Il termine incenso viene dal latino incendere, accendere, e designa la resina aromatica ottenuta da un albero proveniente dal vicino oriente: la Boswellia sacra. Il suo uso nel culto divino risale ai tempi di Mosè, che ricevette da Dio stesso la ricetta per la sua elaborazione (cfr. Es 30, 34-36). Nel Tempio di Gerusalemme i lampadari accesi e la colonna costante d’incenso significavano la presenza di Dio. La colonna ricordava quella che guidò il popolo nell’uscita dall’Egitto, costituita da nuvole durante il giorno e da fuoco la notte.
Le tre proprietà dell’incenso hanno simbolismi distinti. Bruciando esso simbolizza lo zelo che deve consumare i fedeli durante il culto. Il suo profumo rappresenta l’aroma della virtù e della grazia di cui Cristo è pieno. E il fumo è associato alla preghiera, come si legge nelle Scritture: “Come incenso salga a te la mia preghiera” (Sal 141, 2).

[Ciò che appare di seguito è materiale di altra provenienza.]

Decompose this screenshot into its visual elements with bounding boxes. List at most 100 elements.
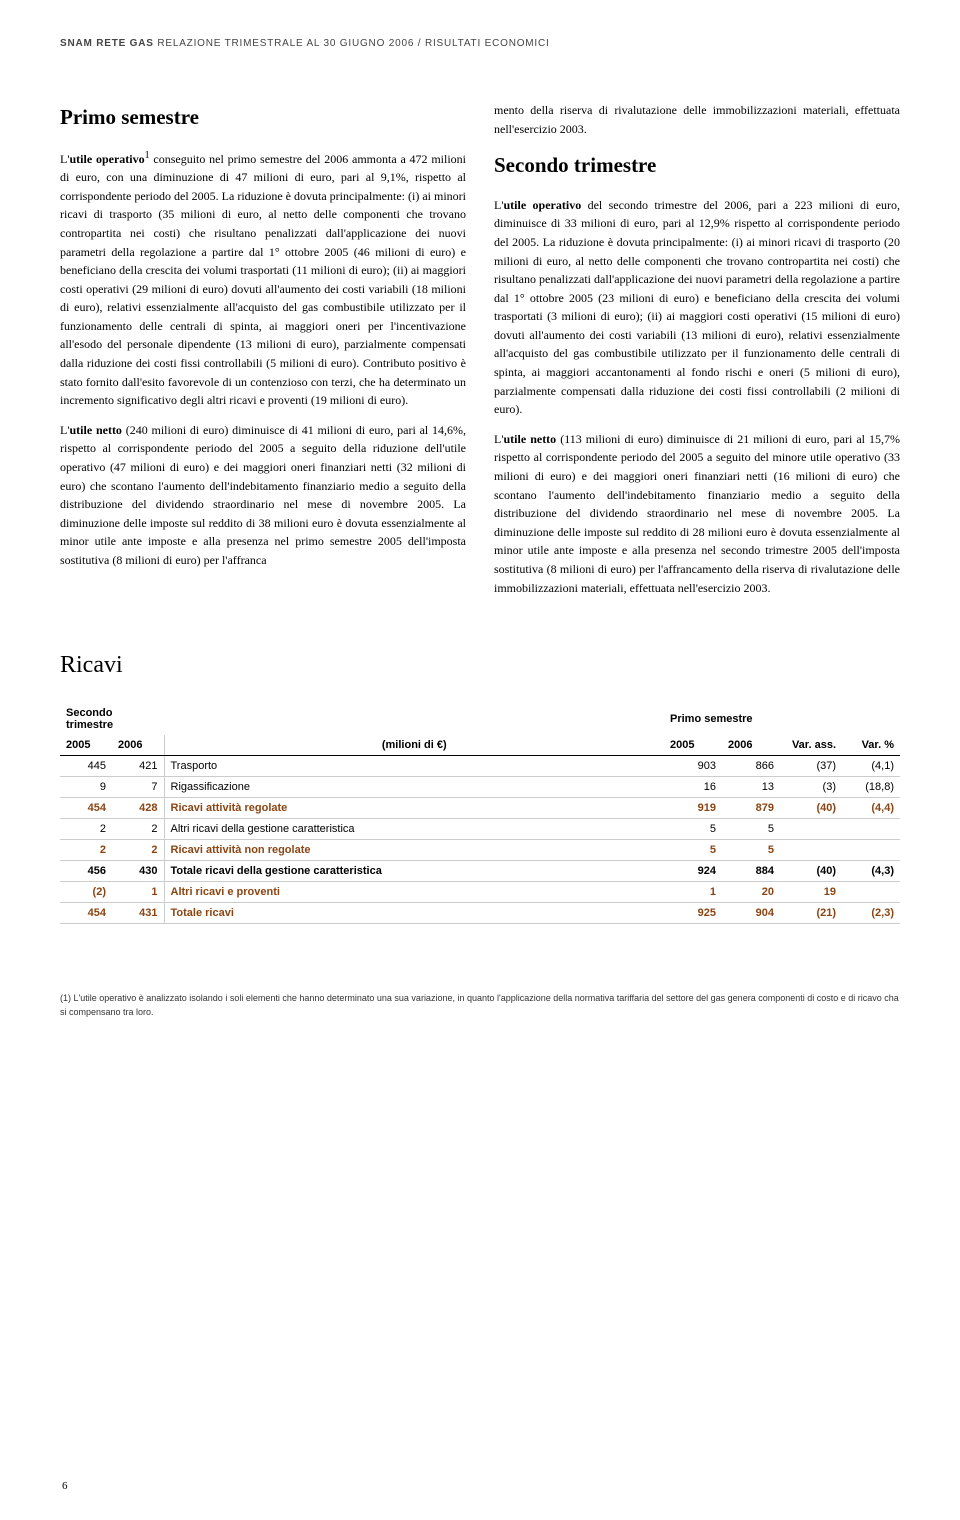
cell-label: Altri ricavi della gestione caratteristi… (164, 819, 664, 840)
table-row: 445421Trasporto903866(37)(4,1) (60, 756, 900, 777)
page-number: 6 (62, 1480, 68, 1492)
t: L' (494, 432, 504, 446)
cell-label: Ricavi attività regolate (164, 798, 664, 819)
ricavi-body: 445421Trasporto903866(37)(4,1)97Rigassif… (60, 756, 900, 924)
text-columns: Primo semestre L'utile operativo1 conseg… (60, 101, 900, 608)
cell: 2 (60, 819, 112, 840)
cell: 5 (664, 819, 722, 840)
cell: 2 (60, 840, 112, 861)
cell: (3) (780, 777, 842, 798)
cell: 445 (60, 756, 112, 777)
t: utile operativo (504, 198, 582, 212)
th-2006: 2006 (112, 735, 164, 756)
cell (842, 840, 900, 861)
table-row: (2)1Altri ricavi e proventi12019 (60, 882, 900, 903)
th-p2005: 2005 (664, 735, 722, 756)
header-company: SNAM RETE GAS (60, 38, 154, 49)
th-group-right: Primo semestre (664, 703, 780, 735)
table-row: 454428Ricavi attività regolate919879(40)… (60, 798, 900, 819)
cell: 456 (60, 861, 112, 882)
cell: 919 (664, 798, 722, 819)
cell: 430 (112, 861, 164, 882)
cell: 5 (722, 819, 780, 840)
cell (842, 882, 900, 903)
cell: 2 (112, 819, 164, 840)
primo-semestre-title: Primo semestre (60, 101, 466, 134)
cell: 925 (664, 903, 722, 924)
header-section: RISULTATI ECONOMICI (425, 38, 550, 49)
cell-label: Trasporto (164, 756, 664, 777)
t: utile netto (504, 432, 557, 446)
cell: 904 (722, 903, 780, 924)
cell-label: Totale ricavi (164, 903, 664, 924)
t: L' (494, 198, 504, 212)
th-unit: (milioni di €) (164, 735, 664, 756)
cell-label: Totale ricavi della gestione caratterist… (164, 861, 664, 882)
page-header: SNAM RETE GAS RELAZIONE TRIMESTRALE AL 3… (60, 38, 900, 49)
right-p0: mento della riserva di rivalutazione del… (494, 101, 900, 138)
t: (240 milioni di euro) diminuisce di 41 m… (60, 423, 466, 567)
cell: 1 (664, 882, 722, 903)
header-sep: / (418, 38, 425, 49)
cell: (2,3) (842, 903, 900, 924)
left-p1: L'utile operativo1 conseguito nel primo … (60, 148, 466, 410)
th-spacer (780, 703, 842, 735)
t: utile netto (70, 423, 122, 437)
t: L' (60, 423, 70, 437)
table-row: 22Ricavi attività non regolate55 (60, 840, 900, 861)
ricavi-table: Secondo trimestre Primo semestre 2005 20… (60, 703, 900, 924)
table-row: 454431Totale ricavi925904(21)(2,3) (60, 903, 900, 924)
cell (842, 819, 900, 840)
cell: (37) (780, 756, 842, 777)
header-report: RELAZIONE TRIMESTRALE AL 30 GIUGNO 2006 (157, 38, 414, 49)
cell: (4,1) (842, 756, 900, 777)
table-row: 97Rigassificazione1613(3)(18,8) (60, 777, 900, 798)
cell-label: Altri ricavi e proventi (164, 882, 664, 903)
cell: 13 (722, 777, 780, 798)
cell: 19 (780, 882, 842, 903)
cell: 7 (112, 777, 164, 798)
t: del secondo trimestre del 2006, pari a 2… (494, 198, 900, 417)
th-group-left: Secondo trimestre (60, 703, 164, 735)
table-row: 22Altri ricavi della gestione caratteris… (60, 819, 900, 840)
table-group-row: Secondo trimestre Primo semestre (60, 703, 900, 735)
right-p1: L'utile operativo del secondo trimestre … (494, 196, 900, 419)
cell: 5 (664, 840, 722, 861)
cell: 924 (664, 861, 722, 882)
t: conseguito nel primo semestre del 2006 a… (60, 152, 466, 408)
secondo-trimestre-title: Secondo trimestre (494, 149, 900, 182)
cell: 9 (60, 777, 112, 798)
cell (780, 819, 842, 840)
cell: 879 (722, 798, 780, 819)
cell: (40) (780, 798, 842, 819)
th-spacer (842, 703, 900, 735)
cell: 5 (722, 840, 780, 861)
cell: 428 (112, 798, 164, 819)
table-row: 456430Totale ricavi della gestione carat… (60, 861, 900, 882)
right-column: mento della riserva di rivalutazione del… (494, 101, 900, 608)
cell: (40) (780, 861, 842, 882)
cell: (21) (780, 903, 842, 924)
th-p2006: 2006 (722, 735, 780, 756)
th-2005: 2005 (60, 735, 112, 756)
t: utile operativo (70, 152, 145, 166)
cell: (4,3) (842, 861, 900, 882)
left-column: Primo semestre L'utile operativo1 conseg… (60, 101, 466, 608)
right-p2: L'utile netto (113 milioni di euro) dimi… (494, 430, 900, 597)
cell: 431 (112, 903, 164, 924)
ricavi-title: Ricavi (60, 652, 900, 679)
cell: (18,8) (842, 777, 900, 798)
cell: 421 (112, 756, 164, 777)
cell: 884 (722, 861, 780, 882)
cell: (2) (60, 882, 112, 903)
t: (113 milioni di euro) diminuisce di 21 m… (494, 432, 900, 595)
cell-label: Ricavi attività non regolate (164, 840, 664, 861)
cell: 1 (112, 882, 164, 903)
cell: 903 (664, 756, 722, 777)
cell: 454 (60, 903, 112, 924)
cell (780, 840, 842, 861)
cell-label: Rigassificazione (164, 777, 664, 798)
left-p2: L'utile netto (240 milioni di euro) dimi… (60, 421, 466, 570)
th-spacer (164, 703, 664, 735)
cell: (4,4) (842, 798, 900, 819)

Le forme e le dimensioni dell’incensiere, o turibolo (dal greco tus – incenso) variano molto, ma, senza dubbio, il più grande del mondo si trova a Santiago de Compostela ed è utilizzato nella Messa del pellegrino. Chiamato Botafumeiro, pesa 53 chili e misura un metro e mezzo. Una carrucola lo fissa in cima alla cupola della cattedrale permettendo che, con l’aiuto di una lunga corda, i suoi movimenti raggiungano quasi tutta la larghezza del transetto. E’ necessario il lavoro di otto uomini, i tiraboleiros, per metterlo in funzione.